Get more safety and survival tips, and put your hero skills to the test with new, interactive exhibit RESCUE now on display!
1. Not all who wander are lost. But if you are lost, stop wandering
If you find your surroundings are starting to become unfamiliar, it’s easy to want to retrace your steps, or find the last familiar setting. However, staying put
is the most important survival skill to teach your children. The farther they wander from the site where they were last seen, the harder it’s going to be for rescuers to find them. Staying in one place will also conserve energy and reduce their risk of falling or getting injured.
2. Wear bright colors
Bright colors will help you stand out from your surroundings, and even more so if your whole party is wearing matching colors. However, be mindful of your surroundings. If you’re spending time in or near water avoid blue, and if you’re spending time in a wooded area, avoid green.
3. Keep calm and carry an explorer’s kit
Even on a short adventure, it’s always best to bring supplies! Here are some fundamentals to keep any adventure safe and fun.
- Sunscreen and bug spray
- A whistle
- A flashlight or glow sticks
- A poncho
- Water and non-perishable snacks
- A laminated emergency contact card
- For basic first aid, include: adhesive bandages, hand sanitizer, antibiotic cream, and antiseptic, wipes or spray, and any personal medications, inhalers, or EpiPens
4. Build a shelter
This is not only a good survival tip, but a fun one to practice! Children are naturally creative and, with a little guidance, design excellent shelters. Can a jacket or a poncho make a tent? What kind or sticks or foliage are around you? Next time you’re enjoying the outdoors, challenge your junior explorers to see what kind of shelter can be made from their surroundings.
5. Always wear sunscreen. Even on a cloudy day
Can you get a sunburn on a cloudy day? While clouds do reduce some of the sun’s UV rays, they don’t block all of them. UVA rays can penetrate clouds, and they can also reach below the water’s surface.
UVB rays can also damage your skin year-round, cloudy or not. Reflective surfaces like snow and ice also intensify UVB rays and their effects on the skin so be sure to apply sunscreen anytime you plan on spending time outside.
6. Know when it’s okay to ask for help
Children who are lost or in another emergency situation can often fear rescuers, in part because they learn about “stranger danger” at an early age. Sometimes, they’re so afraid, they hide from the very people searching for them or trying to help.
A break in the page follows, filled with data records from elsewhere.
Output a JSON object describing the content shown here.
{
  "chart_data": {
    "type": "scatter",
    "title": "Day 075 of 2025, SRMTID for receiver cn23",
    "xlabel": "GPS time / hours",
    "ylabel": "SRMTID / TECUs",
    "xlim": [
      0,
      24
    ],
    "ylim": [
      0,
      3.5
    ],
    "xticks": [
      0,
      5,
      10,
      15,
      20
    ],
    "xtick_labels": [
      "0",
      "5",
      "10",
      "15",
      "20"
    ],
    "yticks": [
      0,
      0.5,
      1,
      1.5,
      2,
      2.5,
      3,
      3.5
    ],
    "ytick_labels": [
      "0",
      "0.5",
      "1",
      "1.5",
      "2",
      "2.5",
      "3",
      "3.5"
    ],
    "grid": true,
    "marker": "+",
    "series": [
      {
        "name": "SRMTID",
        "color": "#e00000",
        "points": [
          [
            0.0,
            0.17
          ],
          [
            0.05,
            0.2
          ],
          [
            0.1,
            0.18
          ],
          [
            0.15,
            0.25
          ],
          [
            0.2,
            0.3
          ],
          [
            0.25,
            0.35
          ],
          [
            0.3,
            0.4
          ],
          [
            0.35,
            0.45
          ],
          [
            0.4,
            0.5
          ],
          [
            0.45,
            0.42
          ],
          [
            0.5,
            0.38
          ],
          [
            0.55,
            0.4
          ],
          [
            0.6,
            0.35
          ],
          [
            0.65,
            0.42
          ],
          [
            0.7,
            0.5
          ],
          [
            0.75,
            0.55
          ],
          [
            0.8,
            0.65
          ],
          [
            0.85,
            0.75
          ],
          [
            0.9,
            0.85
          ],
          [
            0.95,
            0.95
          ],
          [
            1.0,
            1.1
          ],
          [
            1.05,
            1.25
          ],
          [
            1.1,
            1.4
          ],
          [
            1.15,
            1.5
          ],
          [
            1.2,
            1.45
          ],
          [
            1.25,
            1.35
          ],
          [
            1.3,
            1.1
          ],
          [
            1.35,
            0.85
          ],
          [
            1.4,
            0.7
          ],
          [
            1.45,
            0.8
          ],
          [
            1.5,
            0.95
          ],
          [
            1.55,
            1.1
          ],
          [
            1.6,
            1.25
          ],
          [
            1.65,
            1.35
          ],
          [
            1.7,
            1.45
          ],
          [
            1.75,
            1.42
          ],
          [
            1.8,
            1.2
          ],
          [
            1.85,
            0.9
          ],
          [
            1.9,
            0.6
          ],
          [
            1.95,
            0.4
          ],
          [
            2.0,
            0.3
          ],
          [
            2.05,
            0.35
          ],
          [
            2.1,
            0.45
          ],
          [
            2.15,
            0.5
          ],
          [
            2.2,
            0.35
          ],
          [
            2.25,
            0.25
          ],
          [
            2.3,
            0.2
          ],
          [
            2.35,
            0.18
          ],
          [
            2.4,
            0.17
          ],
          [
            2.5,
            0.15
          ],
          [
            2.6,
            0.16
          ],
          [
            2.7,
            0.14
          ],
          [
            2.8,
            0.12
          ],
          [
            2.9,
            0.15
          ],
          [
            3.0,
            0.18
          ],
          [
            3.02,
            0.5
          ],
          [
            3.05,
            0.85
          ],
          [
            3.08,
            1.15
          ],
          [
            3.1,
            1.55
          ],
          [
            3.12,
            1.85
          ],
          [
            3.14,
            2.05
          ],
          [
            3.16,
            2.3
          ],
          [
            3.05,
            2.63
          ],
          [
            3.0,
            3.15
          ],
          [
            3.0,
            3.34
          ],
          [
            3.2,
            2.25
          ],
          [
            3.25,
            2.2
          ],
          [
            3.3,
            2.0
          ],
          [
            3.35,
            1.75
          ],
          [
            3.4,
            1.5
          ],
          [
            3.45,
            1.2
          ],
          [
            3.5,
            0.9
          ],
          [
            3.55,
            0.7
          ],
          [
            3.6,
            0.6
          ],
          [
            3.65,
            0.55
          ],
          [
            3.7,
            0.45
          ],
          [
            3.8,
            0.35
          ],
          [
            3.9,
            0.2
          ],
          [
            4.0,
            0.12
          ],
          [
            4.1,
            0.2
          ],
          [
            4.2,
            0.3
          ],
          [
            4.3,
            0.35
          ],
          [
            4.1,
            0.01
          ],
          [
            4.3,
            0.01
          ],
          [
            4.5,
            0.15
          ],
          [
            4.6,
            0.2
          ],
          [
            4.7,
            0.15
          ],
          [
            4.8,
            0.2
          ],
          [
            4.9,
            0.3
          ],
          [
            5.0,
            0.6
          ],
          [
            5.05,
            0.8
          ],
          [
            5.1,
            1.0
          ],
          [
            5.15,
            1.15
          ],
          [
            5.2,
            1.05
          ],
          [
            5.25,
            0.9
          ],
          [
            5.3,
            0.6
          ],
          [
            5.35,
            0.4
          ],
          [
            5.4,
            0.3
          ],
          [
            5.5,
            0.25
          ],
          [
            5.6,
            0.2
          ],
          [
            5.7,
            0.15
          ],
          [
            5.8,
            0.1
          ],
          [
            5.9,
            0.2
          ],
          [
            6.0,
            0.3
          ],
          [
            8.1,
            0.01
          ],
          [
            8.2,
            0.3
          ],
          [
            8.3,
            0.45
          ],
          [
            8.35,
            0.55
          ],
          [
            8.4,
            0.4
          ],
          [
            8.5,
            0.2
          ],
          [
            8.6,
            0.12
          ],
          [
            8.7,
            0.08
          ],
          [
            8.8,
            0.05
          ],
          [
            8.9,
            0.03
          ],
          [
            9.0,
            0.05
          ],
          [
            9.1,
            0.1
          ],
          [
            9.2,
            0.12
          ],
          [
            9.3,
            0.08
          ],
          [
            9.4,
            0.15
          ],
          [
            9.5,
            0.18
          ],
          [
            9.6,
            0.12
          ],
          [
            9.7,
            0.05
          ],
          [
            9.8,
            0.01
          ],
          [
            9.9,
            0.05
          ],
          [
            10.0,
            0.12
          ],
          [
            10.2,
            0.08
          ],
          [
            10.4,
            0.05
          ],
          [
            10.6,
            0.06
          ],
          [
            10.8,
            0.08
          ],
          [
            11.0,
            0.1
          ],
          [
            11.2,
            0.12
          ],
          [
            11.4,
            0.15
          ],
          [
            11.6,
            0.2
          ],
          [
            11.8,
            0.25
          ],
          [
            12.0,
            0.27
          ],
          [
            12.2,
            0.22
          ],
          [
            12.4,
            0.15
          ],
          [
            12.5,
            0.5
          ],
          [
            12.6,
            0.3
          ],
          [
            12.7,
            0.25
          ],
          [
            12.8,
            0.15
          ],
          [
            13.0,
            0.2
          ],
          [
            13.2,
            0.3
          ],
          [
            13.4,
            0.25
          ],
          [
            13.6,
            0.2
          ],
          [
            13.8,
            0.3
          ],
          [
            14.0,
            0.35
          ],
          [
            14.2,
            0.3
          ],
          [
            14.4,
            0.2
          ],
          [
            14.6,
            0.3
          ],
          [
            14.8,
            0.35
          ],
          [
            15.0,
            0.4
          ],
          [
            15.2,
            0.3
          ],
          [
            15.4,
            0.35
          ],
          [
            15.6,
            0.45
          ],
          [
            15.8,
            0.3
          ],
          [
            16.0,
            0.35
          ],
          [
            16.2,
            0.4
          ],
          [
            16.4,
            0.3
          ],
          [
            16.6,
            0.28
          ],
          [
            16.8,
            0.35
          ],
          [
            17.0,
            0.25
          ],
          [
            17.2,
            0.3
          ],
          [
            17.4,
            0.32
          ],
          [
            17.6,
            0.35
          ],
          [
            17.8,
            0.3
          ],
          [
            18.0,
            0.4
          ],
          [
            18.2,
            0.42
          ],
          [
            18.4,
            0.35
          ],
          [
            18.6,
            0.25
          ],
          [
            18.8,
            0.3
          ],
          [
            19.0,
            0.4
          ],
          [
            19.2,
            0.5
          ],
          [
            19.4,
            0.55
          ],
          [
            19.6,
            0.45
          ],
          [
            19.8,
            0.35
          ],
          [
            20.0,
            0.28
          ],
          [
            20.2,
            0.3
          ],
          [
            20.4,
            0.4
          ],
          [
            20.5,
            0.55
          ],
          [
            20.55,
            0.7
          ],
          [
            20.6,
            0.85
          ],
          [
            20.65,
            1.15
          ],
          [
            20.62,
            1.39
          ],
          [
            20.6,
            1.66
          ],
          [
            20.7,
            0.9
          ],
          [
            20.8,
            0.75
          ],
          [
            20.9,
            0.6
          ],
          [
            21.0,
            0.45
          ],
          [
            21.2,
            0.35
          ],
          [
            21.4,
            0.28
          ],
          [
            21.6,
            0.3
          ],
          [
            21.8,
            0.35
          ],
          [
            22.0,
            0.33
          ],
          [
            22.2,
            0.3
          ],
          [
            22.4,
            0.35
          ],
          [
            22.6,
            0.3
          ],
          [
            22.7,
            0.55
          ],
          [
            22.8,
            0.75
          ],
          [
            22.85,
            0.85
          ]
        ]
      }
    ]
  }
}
Explain to your children that if they find themselves in an emergency, the people calling their name are trying to help them. Show them what emergency professionals look like in their various uniforms: firefighters, law enforcement officers, and search and rescue dogs.
7. Expect the unexpected
No one ever plans an emergency situation, but you can plan for when one happens. Like fire drills or seatbelts, the best way to plan for the unplannable is to practice and incorporate safety into as much as your daily life is possible. Whether you’re just taking a walk in the park or exploring the wilderness, make sure you always have a plan, and know the plan!